Custodire fa rima con costruire
«È dalle relazioni umane, dalla nostra relazione, dai nostri “legami” con il creato, con il prossimo, sia esso lontano o vicino nello spazio, con noi stessi e con il Creatore» che dipende la nostra felicità. Questi legami «possono essere fortificati solo attraverso l’Amore e quindi attraverso un atteggiamento responsabile di “cura”, che si manifesta anche nei confronti della nostra casa comune». Quando ho letto queste parole del cardinale Pietro Parolin, pronunciate durante la lectio magistralis con cui ha aperto il Festival dell’ecologia integrale nel 2021, mi sono sentito in famiglia. Centralità della relazione nell’azione educativa, l’interdipendenza con la natura, il servizio vissuto come responsabilità… è tutto un lessico che ci è proprio. Ma quanto siamo in grado di raccontare che è questa la strada per una felicità piena? Sinceramente, io credo tanto. La Partenza è una vera e propria patente da muratori del Regno. Con le tre scelte, proponiamo che il percorso della nostra vita adulta sia vissuto all’interno di una fratellanza in grado di prendersi cura della nostra casa comune. Don Tonino Bello diceva che il battezzato è colui che ha coscienza della propria responsabilità del mondo. Diciamo che le tre scelte della Partenza sono vere e proprie linee di campo magnetico per orientare la nostra bussola, nel momento in cui stiamo svalicando verso l’essere adulti.
Prendendo quindi il largo nel mare dell’autonomia, nel mondo di oggi troviamo venti che spingono verso tutte le direzioni. Capita di navigare per correnti diverse rispetto a quelle conosciute attraverso la propria famiglia e le comunità cui, fino ad allora, si apparteneva. Questo fisiologico processo di de-satellizzazione può pervadere tutti gli ambiti, spirituale, relazionali e di studio/lavorativo. In questa navigazione, avere occasione di ripensare anno dopo anno a ciò che le scelte della Partenza richiedono aiuta a tenere la barra nella direzione della felicità, per come l’abbiamo descritta in incipit. Difficile sia una strada dritta o un sentiero ben individuabile da lontano. Così ce la prefiguriamo in testa. Nella realtà, si impara a proprie spese l’andatura di bolina. E gli umili (termine con cui don Tonino indicava i poveri) sono spesso i veri maestri nell’arte di affrontare venti e correnti contrarie senza scuffiare.

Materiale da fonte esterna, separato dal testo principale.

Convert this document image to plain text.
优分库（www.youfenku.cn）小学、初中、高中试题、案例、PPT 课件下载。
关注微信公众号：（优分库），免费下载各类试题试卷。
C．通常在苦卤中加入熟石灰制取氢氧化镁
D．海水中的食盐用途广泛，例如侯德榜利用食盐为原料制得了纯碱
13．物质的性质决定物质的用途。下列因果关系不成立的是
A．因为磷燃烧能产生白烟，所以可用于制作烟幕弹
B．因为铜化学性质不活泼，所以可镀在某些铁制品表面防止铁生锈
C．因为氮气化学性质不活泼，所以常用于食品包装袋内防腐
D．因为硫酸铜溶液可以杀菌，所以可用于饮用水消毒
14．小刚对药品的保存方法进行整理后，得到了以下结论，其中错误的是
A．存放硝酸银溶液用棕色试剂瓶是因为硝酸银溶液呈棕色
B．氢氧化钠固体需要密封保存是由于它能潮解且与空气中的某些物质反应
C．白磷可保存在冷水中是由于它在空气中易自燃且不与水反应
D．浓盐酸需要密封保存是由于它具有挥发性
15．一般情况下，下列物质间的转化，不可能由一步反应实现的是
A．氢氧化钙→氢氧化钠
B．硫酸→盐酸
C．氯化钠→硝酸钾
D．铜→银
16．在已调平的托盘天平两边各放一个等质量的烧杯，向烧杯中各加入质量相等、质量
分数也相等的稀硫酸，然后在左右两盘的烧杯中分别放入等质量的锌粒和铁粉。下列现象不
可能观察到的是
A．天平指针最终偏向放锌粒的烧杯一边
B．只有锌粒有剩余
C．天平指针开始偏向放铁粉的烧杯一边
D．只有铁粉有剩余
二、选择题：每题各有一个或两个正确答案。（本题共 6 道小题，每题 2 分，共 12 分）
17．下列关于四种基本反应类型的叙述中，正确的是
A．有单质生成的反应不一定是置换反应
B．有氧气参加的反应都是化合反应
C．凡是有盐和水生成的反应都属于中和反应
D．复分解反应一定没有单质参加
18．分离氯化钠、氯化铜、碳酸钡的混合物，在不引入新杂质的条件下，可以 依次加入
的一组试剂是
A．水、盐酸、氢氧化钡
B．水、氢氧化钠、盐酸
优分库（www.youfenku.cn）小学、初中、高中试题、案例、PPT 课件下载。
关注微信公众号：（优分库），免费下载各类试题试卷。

Da educatori viviamo questa responsabilità in doppia misura, rispondendo delle nostre scelte non solo a noi (e a chi ci vuole bene e a Dio), ma in una certa misura anche verso i ragazzi con cui facciamo servizio. Il futuro è loro – non abbiamo desideri di protagonismo – ma dobbiamo essere consapevoli che costruiranno con ciò che sapremo dargli. San Francesco d’Assisi diceva «predicate il Vangelo, e se è proprio necessario usate anche le parole». L’esemplarità di noi adulti non può venire meno. Il futuro cresce nelle foglie, ma nasce dalle radici. Un’esemplarità da vivere attraverso relazioni sincere, tese a ridurre la distanza tra adulto e giovane, e che si alimentano della costante curiosità di scoprire la ricchezza dell’altro.
Un’esemplarità che dimostri anche come sia necessario vivere il cambiamento. Di fronte ai tanti allarmi che provengono dal mondo giovanile, sentiamo che spesso sono i ragazzi quelli incolpati per la loro infelicità e solitudine. Ma questi sentimenti nascono e si sviluppano in un mondo che abbiamo interpretato innanzitutto noi adulti. Oltre a raccontargli la strada per la felicità e mostrargli che può essere percorsa, dovremmo porre le condizioni perché un costante rinnovamento sia possibile. In politica, in famiglia, nella scuola, e anche nello scautismo. Saranno poi i giovani a partecipare al cambiamento con la loro passione per il futuro. La Chiesa, al servizio della felicità, ha aperto la strada invitando a percorsi di cambiamento partecipati nelle diocesi attraverso il cammino sinodale. Rispetto alla nostra casa comune, custodire fa rima allora con costruire. La manutenzione ordinaria lasciamola per le cose di poco conto.
La maggior parte dei pensieri di questo articolo nascono da una bellissima chiacchierata di redazione con don Ignazio Pansini, compagno di vita e di servizio di don Tonino Bello.